Why is this first mention of the hardening of Pharaoh’s heart after the initial encounter between God and Moses in the desert? Why is it framed by the journey back to Egypt? Why does it use language of Israel as “firstborn son” (not used later in the actual incident)? Why is the only the firstborn of Pharaoh mentioned here, whereas in chapters 11 and 12 the emphasis is on all Egyptians “even to the firstborn of the slave woman grinding at the mill.” Why does Moses take both “his sons,” plural, to Egypt, but Zipporah is only said to circumcise “her son” in the singular? Is this to underline a parallel to “firstborn son”? Why is this last and most terrible plague predicted here, but not in chapter 7, where God also says he will harden Pharaoh’s heart? Might Israel say to God much as Zipporah says to Moses: “A bridegroom of blood you are to me” because God claims Israel for His own with the blood of the Egyptian firstborn? Who is this God who would seek to kill even Moses?

Exodus 6:6-9

Say therefore to the Israelites, ‘I am the LORD, and I will free you from the burdens of the Egyptians and deliver you from slavery to them. I will redeem you with an outstretched arm and with mighty acts of judgment. I will take you as my people, and I will be your God. You shall know that I am the LORD your God, who has freed you from the burdens of the Egyptians. I will bring you into the land that I swore to give to Abraham, Isaac, and Jacob; I will give it to you for a possession. I am the LORD.’ ” Moses told this to the Israelites; but they would not listen to Moses, because of their broken spirit and their cruel slavery.

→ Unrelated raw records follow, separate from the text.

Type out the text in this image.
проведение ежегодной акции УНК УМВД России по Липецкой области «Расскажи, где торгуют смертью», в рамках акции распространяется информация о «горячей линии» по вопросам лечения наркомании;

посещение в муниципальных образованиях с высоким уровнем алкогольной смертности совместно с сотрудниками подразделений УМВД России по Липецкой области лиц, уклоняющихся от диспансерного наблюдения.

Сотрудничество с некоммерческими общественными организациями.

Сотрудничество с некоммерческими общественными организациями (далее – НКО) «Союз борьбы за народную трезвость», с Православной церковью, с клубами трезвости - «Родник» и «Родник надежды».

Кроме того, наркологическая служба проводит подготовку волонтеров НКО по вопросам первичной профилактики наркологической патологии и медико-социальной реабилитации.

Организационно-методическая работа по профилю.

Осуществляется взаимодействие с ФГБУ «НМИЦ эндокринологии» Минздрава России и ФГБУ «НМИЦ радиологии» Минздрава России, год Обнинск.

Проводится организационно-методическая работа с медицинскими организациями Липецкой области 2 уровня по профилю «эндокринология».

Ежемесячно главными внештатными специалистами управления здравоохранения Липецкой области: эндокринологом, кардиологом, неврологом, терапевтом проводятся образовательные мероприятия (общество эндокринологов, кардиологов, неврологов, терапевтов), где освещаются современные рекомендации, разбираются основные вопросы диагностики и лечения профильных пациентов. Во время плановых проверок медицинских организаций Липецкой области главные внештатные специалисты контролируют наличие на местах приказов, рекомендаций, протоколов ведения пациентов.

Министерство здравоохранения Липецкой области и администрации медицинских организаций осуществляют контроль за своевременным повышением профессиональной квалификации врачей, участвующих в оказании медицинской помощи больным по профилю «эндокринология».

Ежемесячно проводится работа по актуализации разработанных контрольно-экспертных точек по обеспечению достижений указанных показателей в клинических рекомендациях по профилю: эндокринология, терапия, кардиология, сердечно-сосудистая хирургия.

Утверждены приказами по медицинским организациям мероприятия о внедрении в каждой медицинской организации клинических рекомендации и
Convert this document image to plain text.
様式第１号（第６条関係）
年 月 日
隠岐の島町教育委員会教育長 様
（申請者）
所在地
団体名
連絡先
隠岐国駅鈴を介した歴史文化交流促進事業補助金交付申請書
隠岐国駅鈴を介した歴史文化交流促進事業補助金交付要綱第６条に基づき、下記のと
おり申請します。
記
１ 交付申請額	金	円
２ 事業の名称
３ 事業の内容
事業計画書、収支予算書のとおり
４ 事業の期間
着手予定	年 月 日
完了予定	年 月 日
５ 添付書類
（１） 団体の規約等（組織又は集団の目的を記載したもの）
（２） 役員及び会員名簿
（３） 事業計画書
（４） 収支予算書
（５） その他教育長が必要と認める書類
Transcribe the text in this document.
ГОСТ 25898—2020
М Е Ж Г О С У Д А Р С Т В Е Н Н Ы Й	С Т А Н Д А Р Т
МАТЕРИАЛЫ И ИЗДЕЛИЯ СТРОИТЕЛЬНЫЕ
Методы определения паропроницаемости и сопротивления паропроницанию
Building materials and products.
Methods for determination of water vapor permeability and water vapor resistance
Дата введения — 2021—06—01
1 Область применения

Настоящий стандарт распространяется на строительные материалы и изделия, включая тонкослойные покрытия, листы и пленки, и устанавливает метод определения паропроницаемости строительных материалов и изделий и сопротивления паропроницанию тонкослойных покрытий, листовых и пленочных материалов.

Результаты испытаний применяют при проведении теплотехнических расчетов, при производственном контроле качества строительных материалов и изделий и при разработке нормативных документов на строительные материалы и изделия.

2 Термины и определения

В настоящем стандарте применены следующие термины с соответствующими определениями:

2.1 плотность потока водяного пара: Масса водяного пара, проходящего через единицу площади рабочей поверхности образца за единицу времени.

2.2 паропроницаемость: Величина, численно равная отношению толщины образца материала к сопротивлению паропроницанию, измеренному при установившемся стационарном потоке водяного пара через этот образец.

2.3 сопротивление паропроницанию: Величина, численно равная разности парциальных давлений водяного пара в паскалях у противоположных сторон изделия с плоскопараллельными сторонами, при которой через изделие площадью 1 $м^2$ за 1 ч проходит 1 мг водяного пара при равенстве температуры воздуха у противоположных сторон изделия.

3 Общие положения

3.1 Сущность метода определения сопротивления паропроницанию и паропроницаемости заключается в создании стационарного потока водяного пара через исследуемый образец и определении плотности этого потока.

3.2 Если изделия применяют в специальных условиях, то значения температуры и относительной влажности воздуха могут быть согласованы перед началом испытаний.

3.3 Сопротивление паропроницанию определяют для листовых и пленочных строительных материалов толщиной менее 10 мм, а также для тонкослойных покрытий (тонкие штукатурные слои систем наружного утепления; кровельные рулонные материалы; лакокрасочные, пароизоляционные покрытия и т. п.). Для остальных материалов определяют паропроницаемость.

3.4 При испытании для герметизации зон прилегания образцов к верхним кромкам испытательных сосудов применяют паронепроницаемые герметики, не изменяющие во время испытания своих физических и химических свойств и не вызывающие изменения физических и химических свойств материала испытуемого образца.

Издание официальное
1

Is it precisely the broken spirit of the Israelites that makes all God’s mighty acts necessary, even if they must come at the expense of the Egyptians and by the hardening of Pharaoh’s heart? (Even if Pharaoh had it coming, which he most likely did.)

Exodus 6:29-7:5

He said to him, “I am the LORD; tell Pharaoh king of Egypt all that I am speaking to you.” But Moses said in the LORD’s presence, “Since I am a poor speaker, why would Pharaoh listen to me?” The LORD said to Moses, “See, I have made you like god to Pharaoh, and your brother Aaron shall be your prophet. You shall speak all that I command you, and your brother Aaron shall tell Pharaoh to let the Israelites go out of his land. But I will harden Pharaoh’s heart, and I will multiply my signs and wonders in the land of Egypt. When Pharaoh does not listen to you, I will lay my hand upon Egypt and bring my people the Israelites, company by company, out of the land of Egypt by great acts of judgment. The Egyptians shall know that I am the LORD, when I stretch out my hand against Egypt and bring the Israelites out from among them.”

Why does this second prediction of the hardening come after “See, I have made you like god to Pharaoh?” Does it mean that Pharaoh, the self-named god, shall lose even his human free will by the agency of another human “god,” Moses? Why are the Egyptian people mentioned this time? Why is it important that they believe? Nowhere else in the Pentateuch is it important for a whole non-Israelite nation to acknowledge the LORD of Israel. Perhaps the ordinary Egyptians must believe in order to understand that the plagues are their punishment for the murder of the Israelite babies and therefore not suffer without understanding, like dumb animals. Whether their belief or their punishment is necessary, or both, it almost seems here as if God is hardening Pharaoh’s heart for the sake of the Egyptians’ understanding, as well as the Israelites’ faith. Perhaps the Pharaoh, the instigator of genocidal crimes, is made less human so that his human tools can become more human, by realizing their guilt and experiencing fear of God.